I hesitate to go into further detail about the plot or the end, lest too much be given away. Each character has a special power, and the supernatural and magical are woven together throughout the story. Despite the setting, the story is less about war than it is about unrequited love. Every character gets loved, but no character gets loved in the way that they wish they were. Once lost, whether literally or figuratively, one’s heart can never really be theirs again.
Fun Fact: It is stated on the author’s website that Miramax has bought the rights to the film version of The Passion, and Gwyneth Paltrow and Juliette Binoche are signed. No further information seems to be available at this time.
Bother if: If you’re a fan of cleverly written magical realism, this story might really appeal to you. Winterson’s writing is always a treat regardless of the story – it’s lyrical and nearly poetry by itself, and is intensely quotable:
“What is more humiliating than finding the object of your love unworthy?”
“She had made him possible. In that sense she was his god. Like God, she was neglected.”
“Love, they say, enslaves and passion is a demon and many have been lost for love. I know this is true, but I know too that without love we grope in the tunnels of our lives and never see the sun.”
Whether I adored the story or not – and I did not – Winterson’s writing always makes me catch my breath. For a lover of words, her writing alone makes the novel worthy of reading.
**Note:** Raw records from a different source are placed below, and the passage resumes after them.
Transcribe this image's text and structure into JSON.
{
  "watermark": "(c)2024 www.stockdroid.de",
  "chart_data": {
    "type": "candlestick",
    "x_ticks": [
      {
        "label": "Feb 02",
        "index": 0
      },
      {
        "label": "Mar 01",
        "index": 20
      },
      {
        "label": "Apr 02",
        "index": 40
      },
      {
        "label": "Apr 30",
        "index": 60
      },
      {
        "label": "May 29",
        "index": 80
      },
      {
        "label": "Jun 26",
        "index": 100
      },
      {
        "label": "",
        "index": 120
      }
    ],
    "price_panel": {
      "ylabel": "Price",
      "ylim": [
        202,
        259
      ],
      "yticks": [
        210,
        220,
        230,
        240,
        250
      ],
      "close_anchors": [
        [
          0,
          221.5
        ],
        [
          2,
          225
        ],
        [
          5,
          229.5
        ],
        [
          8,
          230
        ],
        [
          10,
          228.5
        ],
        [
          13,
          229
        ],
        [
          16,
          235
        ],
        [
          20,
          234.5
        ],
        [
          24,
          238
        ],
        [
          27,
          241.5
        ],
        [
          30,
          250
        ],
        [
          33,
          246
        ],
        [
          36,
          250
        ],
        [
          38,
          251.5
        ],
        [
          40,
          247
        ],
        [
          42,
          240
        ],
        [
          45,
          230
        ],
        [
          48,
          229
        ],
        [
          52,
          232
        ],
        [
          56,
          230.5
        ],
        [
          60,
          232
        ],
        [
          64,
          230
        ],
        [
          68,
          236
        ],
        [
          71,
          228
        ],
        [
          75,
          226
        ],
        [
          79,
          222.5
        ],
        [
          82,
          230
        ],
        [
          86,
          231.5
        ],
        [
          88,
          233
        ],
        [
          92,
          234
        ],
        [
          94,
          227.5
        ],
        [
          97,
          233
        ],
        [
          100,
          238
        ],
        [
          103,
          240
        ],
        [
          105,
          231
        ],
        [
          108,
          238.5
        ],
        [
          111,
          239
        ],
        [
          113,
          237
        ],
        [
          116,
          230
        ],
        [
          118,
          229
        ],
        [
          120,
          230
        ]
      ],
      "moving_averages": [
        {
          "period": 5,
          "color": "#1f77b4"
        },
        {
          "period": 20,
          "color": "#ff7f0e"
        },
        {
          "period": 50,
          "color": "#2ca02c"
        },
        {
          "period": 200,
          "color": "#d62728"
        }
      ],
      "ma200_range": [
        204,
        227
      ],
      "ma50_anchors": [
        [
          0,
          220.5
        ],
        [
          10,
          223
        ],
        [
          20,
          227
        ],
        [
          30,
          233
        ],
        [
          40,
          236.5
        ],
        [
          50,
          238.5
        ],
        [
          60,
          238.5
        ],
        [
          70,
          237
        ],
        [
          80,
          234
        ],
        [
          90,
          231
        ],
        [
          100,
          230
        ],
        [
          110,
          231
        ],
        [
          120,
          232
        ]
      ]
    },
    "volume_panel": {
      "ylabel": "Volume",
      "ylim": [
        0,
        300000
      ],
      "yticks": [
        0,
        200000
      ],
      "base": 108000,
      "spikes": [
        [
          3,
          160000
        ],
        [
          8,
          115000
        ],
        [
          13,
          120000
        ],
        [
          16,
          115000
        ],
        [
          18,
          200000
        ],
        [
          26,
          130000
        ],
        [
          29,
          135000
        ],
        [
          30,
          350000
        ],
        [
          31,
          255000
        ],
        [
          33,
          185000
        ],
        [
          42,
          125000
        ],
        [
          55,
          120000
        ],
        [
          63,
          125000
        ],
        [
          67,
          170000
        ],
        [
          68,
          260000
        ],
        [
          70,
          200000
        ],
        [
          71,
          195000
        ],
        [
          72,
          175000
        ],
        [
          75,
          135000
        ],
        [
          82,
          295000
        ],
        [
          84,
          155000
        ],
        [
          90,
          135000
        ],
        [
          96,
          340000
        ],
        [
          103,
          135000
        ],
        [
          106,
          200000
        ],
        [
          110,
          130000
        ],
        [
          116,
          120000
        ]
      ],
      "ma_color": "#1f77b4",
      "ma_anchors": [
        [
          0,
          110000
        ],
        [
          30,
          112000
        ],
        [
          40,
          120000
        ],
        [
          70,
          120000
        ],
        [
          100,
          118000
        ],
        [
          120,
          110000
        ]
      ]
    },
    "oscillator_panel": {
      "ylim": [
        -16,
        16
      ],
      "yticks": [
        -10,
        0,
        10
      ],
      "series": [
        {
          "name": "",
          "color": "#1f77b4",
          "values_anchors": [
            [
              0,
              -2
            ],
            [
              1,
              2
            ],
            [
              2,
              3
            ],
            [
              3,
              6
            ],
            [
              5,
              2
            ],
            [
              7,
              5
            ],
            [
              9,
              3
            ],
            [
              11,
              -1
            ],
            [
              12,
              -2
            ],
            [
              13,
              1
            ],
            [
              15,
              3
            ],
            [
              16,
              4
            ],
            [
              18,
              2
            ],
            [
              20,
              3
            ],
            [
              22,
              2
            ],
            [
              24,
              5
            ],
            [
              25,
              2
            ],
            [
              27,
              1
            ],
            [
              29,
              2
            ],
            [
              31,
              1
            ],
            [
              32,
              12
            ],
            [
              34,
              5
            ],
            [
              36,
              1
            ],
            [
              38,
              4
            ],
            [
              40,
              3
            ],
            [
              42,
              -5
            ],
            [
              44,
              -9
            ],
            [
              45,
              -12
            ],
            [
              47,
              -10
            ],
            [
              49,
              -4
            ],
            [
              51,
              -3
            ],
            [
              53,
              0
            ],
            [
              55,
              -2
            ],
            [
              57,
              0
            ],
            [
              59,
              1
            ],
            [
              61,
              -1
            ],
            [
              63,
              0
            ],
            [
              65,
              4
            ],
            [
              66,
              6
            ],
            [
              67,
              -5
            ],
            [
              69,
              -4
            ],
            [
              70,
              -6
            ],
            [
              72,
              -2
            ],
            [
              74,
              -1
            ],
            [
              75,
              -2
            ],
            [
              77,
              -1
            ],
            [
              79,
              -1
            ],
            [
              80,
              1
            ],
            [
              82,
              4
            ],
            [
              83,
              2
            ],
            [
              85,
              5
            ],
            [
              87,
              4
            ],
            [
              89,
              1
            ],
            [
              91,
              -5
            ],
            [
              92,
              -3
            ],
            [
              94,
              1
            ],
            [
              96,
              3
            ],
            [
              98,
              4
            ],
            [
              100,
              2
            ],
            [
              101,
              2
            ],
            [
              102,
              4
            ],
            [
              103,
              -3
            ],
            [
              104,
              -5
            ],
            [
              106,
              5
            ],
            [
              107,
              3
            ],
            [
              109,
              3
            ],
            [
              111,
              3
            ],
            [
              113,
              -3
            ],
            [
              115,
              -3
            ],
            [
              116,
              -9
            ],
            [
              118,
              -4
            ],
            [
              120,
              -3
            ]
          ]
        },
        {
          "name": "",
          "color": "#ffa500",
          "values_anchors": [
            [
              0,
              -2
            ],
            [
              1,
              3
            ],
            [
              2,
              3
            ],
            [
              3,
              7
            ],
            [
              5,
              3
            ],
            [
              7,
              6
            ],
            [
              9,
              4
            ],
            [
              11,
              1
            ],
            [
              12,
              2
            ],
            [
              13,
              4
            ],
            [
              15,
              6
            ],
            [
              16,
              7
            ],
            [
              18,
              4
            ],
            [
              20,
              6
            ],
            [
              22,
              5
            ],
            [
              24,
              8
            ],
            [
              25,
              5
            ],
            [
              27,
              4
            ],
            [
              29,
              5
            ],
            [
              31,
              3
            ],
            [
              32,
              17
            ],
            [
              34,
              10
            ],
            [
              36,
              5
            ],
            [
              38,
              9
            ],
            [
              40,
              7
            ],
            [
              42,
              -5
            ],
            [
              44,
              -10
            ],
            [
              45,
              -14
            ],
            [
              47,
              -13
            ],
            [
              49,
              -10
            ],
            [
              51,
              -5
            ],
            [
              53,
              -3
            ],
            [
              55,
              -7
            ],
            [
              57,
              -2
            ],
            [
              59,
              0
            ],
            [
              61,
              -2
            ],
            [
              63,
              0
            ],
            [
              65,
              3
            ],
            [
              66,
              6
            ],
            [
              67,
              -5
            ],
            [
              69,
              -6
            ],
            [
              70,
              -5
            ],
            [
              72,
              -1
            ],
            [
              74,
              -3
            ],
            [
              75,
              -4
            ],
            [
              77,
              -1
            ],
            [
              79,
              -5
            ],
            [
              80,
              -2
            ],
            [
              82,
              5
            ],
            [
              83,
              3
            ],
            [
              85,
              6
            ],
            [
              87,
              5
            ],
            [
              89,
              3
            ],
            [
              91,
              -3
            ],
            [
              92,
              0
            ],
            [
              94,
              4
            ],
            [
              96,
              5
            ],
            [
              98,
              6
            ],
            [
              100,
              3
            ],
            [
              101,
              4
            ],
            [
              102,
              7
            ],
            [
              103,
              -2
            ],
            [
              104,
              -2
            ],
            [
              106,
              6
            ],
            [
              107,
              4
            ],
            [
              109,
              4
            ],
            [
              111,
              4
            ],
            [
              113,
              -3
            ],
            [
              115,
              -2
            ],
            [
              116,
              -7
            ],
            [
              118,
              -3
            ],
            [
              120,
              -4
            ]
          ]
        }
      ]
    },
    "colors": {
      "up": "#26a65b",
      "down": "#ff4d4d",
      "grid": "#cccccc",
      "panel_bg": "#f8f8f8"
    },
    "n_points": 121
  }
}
Don’t bother if: The story is told in four parts – The Emperor (Henri), The Queen of Spades (Villanelle), The Zero Winter, and The Rock (both Henri & Villanelle.) Some people dislike shifting narrative voices. Many have held The Passion up to be Winterson’s best work, to which she replied “read them all.” To date, I have read two, and this was my least favorite of those (see Sexing the Cherry.) I did not find anything particularly offensive about this book. I did find it easy to put down, despite it being a short read and liking it well enough. There is some mild sex and violence. Newcomers to the author may wish to start elsewhere – and I do recommend giving Winterson a chance. The story is an escape from reality and very much a supernatural fairy tale. Non-fans of the genre needn’t bother with this novel at all, although I felt that Sexing the Cherry was a terrific read regardless of one’s literary proclivities.